The query above says find a Person with this personId and then traverse out 4 hops and return the count of all the distinct neighbors we find along the way. If we add the word PROFILE to that cypher query we can see what its doing:

It starts out by finding the first node using an index seek, and then it does a “VarLengthExpand(Pruning)” operation, counts the rows and outputs the result. In this test dataset, the result is 2,516,551 neighbors 4 hops out. That’s the size of a City, so this person has a ton of neighbors. It takes about 12 seconds to find all of these. What if we go out one more hop to 5 hops? In this test dataset, the result is 5,296,421 neighbors and it takes about a minute to complete. Yikes, what is it doing?

Well, the VarLengthExpand means expand a variable length path, easy enough. So what does the Pruning part that mean? It means we are pruning the source set of nodes at each hop, so we have fewer nodes to expand from. This is nice, but Cypher guarantees that all paths have unique relationships, so it keeps track of all the paths as it goes along. That’s too much work. Since all we want is the distinct neighbors, we can ignore keeping track of the paths and just keep track of the nodes we have already seen. How do we do this? Well with a stored procedure.

We will be using my favorite Java library RoaringBitmap for this trick. We will create 3 of them. One to keep track of all the nodes we have already seen. One to keep track of the nodes we need to traverse, and another to keep track of the nodes we reached in our last hop.

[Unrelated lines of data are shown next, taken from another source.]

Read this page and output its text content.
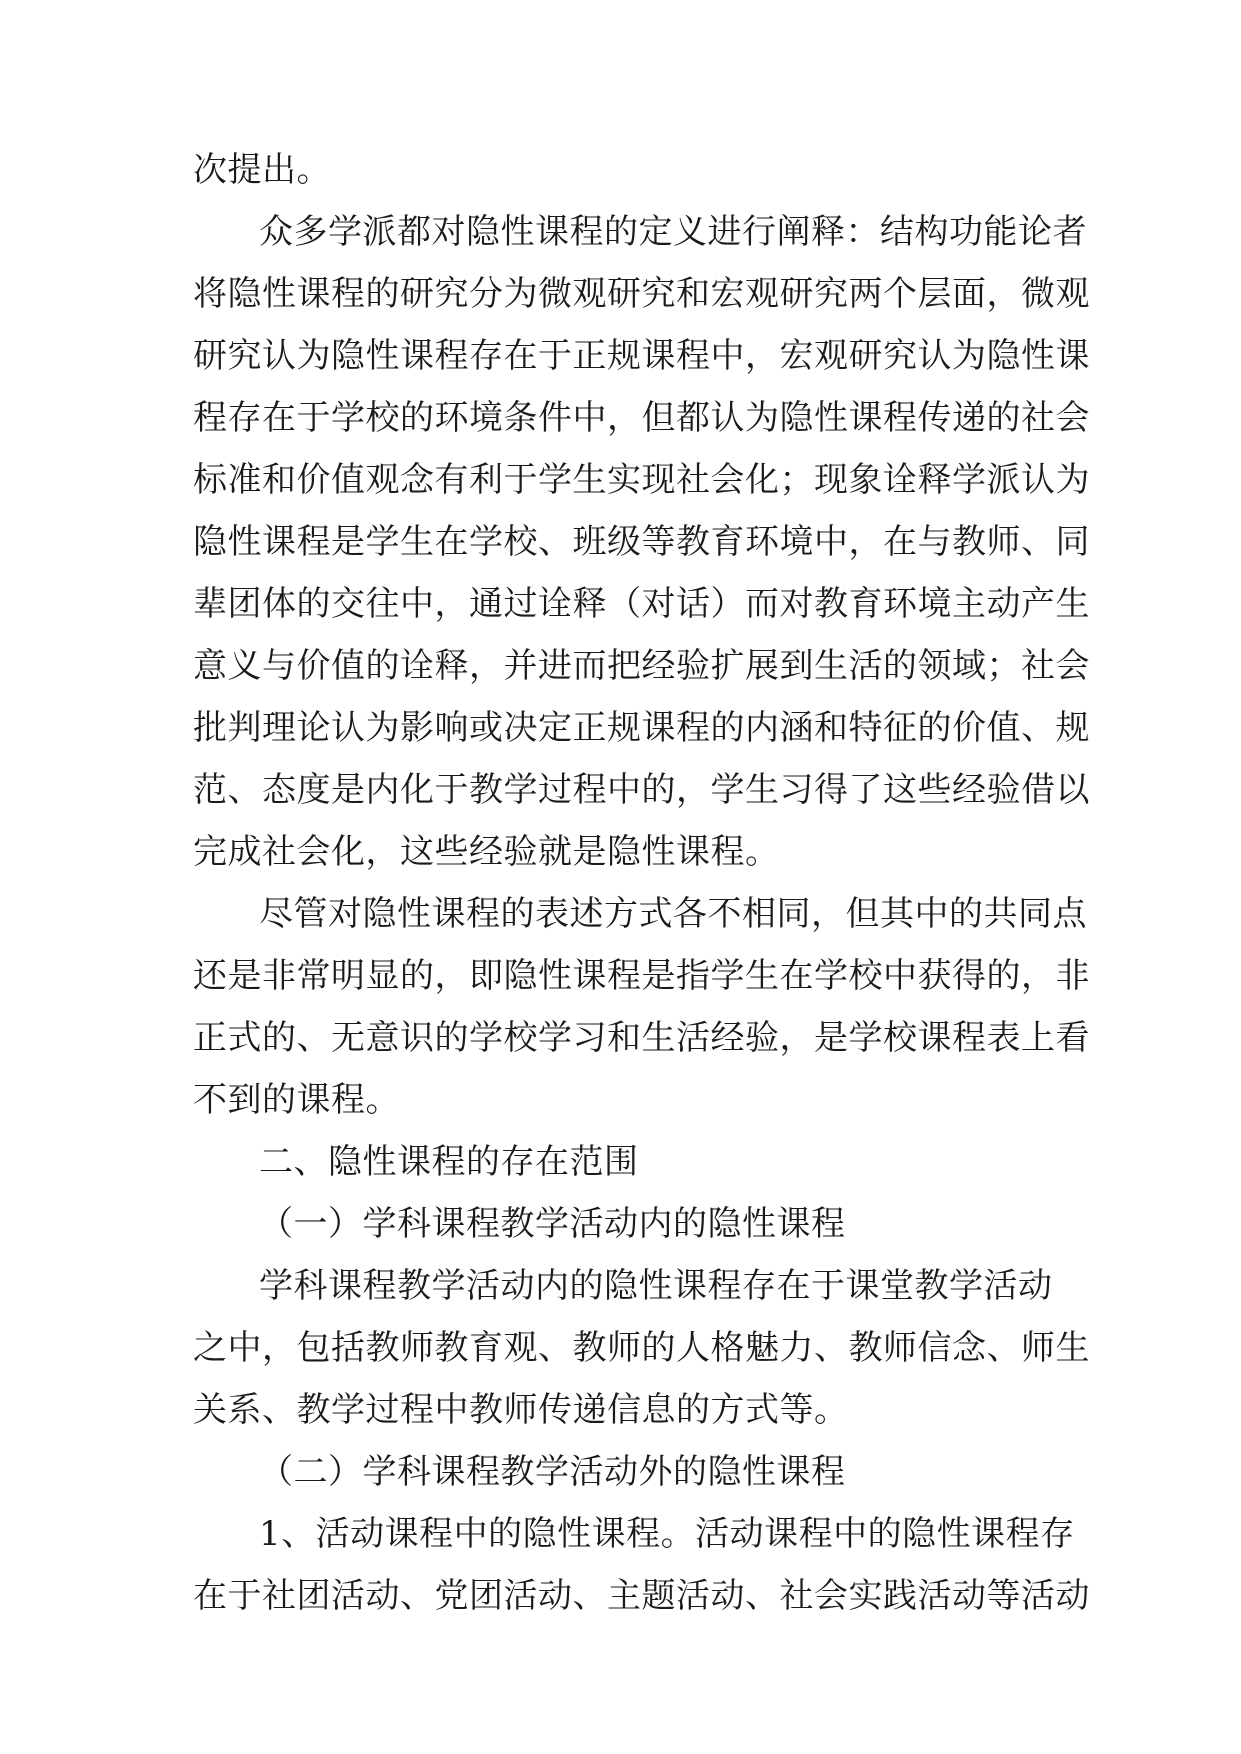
次提出。
众多学派都对隐性课程的定义进行阐释：结构功能论者
将隐性课程的研究分为微观研究和宏观研究两个层面，微观
研究认为隐性课程存在于正规课程中，宏观研究认为隐性课
程存在于学校的环境条件中，但都认为隐性课程传递的社会
标准和价值观念有利于学生实现社会化；现象诠释学派认为
隐性课程是学生在学校、班级等教育环境中，在与教师、同
辈团体的交往中，通过诠释（对话）而对教育环境主动产生
意义与价值的诠释，并进而把经验扩展到生活的领域；社会
批判理论认为影响或决定正规课程的内涵和特征的价值、规
范、态度是内化于教学过程中的，学生习得了这些经验借以
完成社会化，这些经验就是隐性课程。
尽管对隐性课程的表述方式各不相同，但其中的共同点
还是非常明显的，即隐性课程是指学生在学校中获得的，非
正式的、无意识的学校学习和生活经验，是学校课程表上看
不到的课程。
二、隐性课程的存在范围
（一）学科课程教学活动内的隐性课程
学科课程教学活动内的隐性课程存在于课堂教学活动
之中，包括教师教育观、教师的人格魅力、教师信念、师生
关系、教学过程中教师传递信息的方式等。
（二）学科课程教学活动外的隐性课程
1、活动课程中的隐性课程。活动课程中的隐性课程存
在于社团活动、党团活动、主题活动、社会实践活动等活动
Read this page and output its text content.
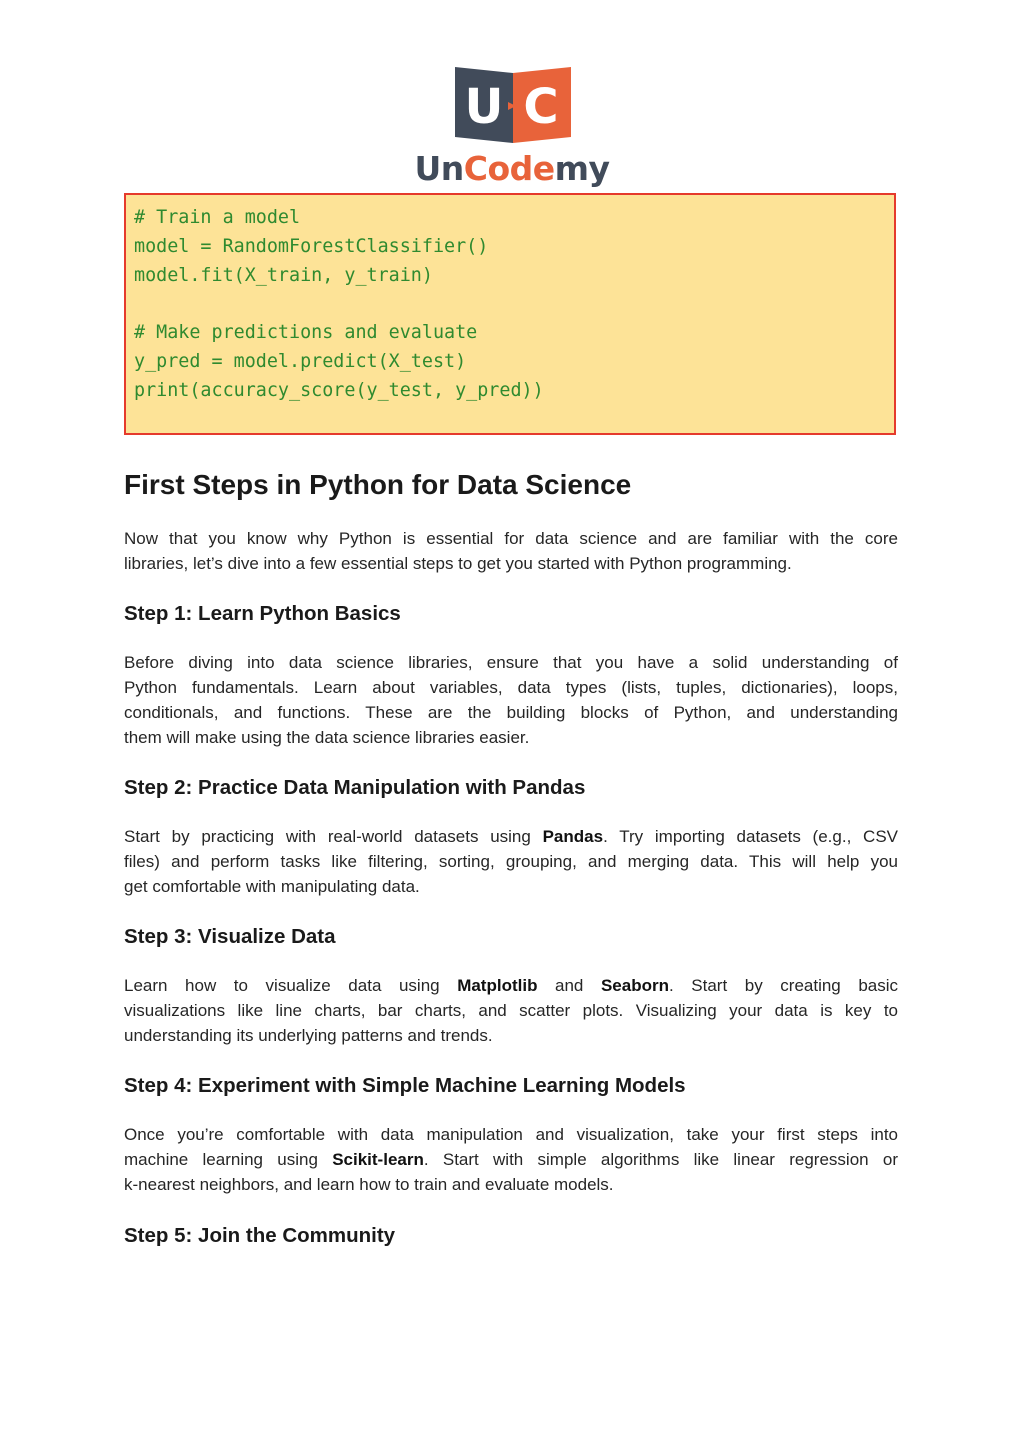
U C
UnCodemy
# Train a model
model = RandomForestClassifier()
model.fit(X_train, y_train)
# Make predictions and evaluate
y_pred = model.predict(X_test)
print(accuracy_score(y_test, y_pred))
First Steps in Python for Data Science
Now that you know why Python is essential for data science and are familiar with the core
libraries, let’s dive into a few essential steps to get you started with Python programming.
Step 1: Learn Python Basics
Before diving into data science libraries, ensure that you have a solid understanding of
Python fundamentals. Learn about variables, data types (lists, tuples, dictionaries), loops,
conditionals, and functions. These are the building blocks of Python, and understanding
them will make using the data science libraries easier.
Step 2: Practice Data Manipulation with Pandas
Start by practicing with real-world datasets using Pandas. Try importing datasets (e.g., CSV
files) and perform tasks like filtering, sorting, grouping, and merging data. This will help you
get comfortable with manipulating data.
Step 3: Visualize Data
Learn how to visualize data using Matplotlib and Seaborn. Start by creating basic
visualizations like line charts, bar charts, and scatter plots. Visualizing your data is key to
understanding its underlying patterns and trends.
Step 4: Experiment with Simple Machine Learning Models
Once you’re comfortable with data manipulation and visualization, take your first steps into
machine learning using Scikit-learn. Start with simple algorithms like linear regression or
k-nearest neighbors, and learn how to train and evaluate models.
Step 5: Join the Community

So let’s start by adding our starting node to seen:

public Stream<NumberResult> neighbors(@Name("node") Node node, @Name("n") Number n) throws IOException { // Initialize bitmaps for iteration RoaringBitmap seen = new RoaringBitmap(); RoaringBitmap nextA = new RoaringBitmap(); RoaringBitmap nextB = new RoaringBitmap(); seen.add((int) node.getId());

Next we traverse from our starting node out and put all of the nodes found in nextB.

for (Relationship r : node.getRelationships(Direction.OUTGOING)) { nextB.add((int) r.getEndNodeId()); }

We don’t know how far we are going to go since the number of hops is a variable “n” so we will loop. First we prune all of the seen nodes from the set we are going to traverse, in this case nextB. We then add all of them to seen, and we clear nextA which is where the nodes found will go. Then for each node in nextB we traverse:

for(int i = 1; i < n.intValue(); i++) { // next even Hop nextB.andNot(seen); seen.or(nextB); nextA.clear(); for (Integer nodeId : nextB) { for (Relationship r : db.getNodeById((long) nodeId).getRelationships(Direction.OUTGOING)) { nextA.add((int) r.getEndNodeId()); } }

If the value of n is an odd number, we go ahead and traverse again in the same for loop after incrementing i, only the nextA and nextB are reversed:

i++; if (i < n.intValue()) { // next odd Hop nextA.andNot(seen); seen.or(nextA); nextB.clear(); for (Integer nodeId : nextA) { for (Relationship r : db.getNodeById((long) nodeId).getRelationships(Direction.OUTGOING)) { nextB.add((int) r.getEndNodeId()); } } }

At the end, we need to add either nextA or nextB to our seen list…

if((n.intValue() % 2) == 0) { seen.or(nextA); } else { seen.or(nextB); }

… remove our starting node, and then return the cardinality of seen which is our count:

seen.remove((int) node.getId()); return Stream.of(new NumberResult(seen.getCardinality()));

How well does this perform in our test database? Well for 4 hops, it finishes in 3.5 seconds which is better than the 12 we started with. For 5 hops, it finishes in 10 seconds, instead of the minute we had before. If we keep going, we get 6 hops in 16 seconds, 7 hops in 21 seconds, 8 hops in 22 seconds, 9 hops in 23 seconds, 10 hops in 24 seconds… Why does it seem to level off? Well, we are running out of nodes to traverse. Anytime we run into a node we have already seen, we ignore it. Our cypher query doesn’t fare so well as it has to keep track of all the paths and eats up a ton of memory doing so.

Long time readers may remember a similar trick I used at the bottom of this blog post. In that case I was keeping track of the number of distinct nodes found at different distances. If you have a need for this kind of traversal it’s available on github on this repository, but those willing to wait a bit will find them soon added to APOC.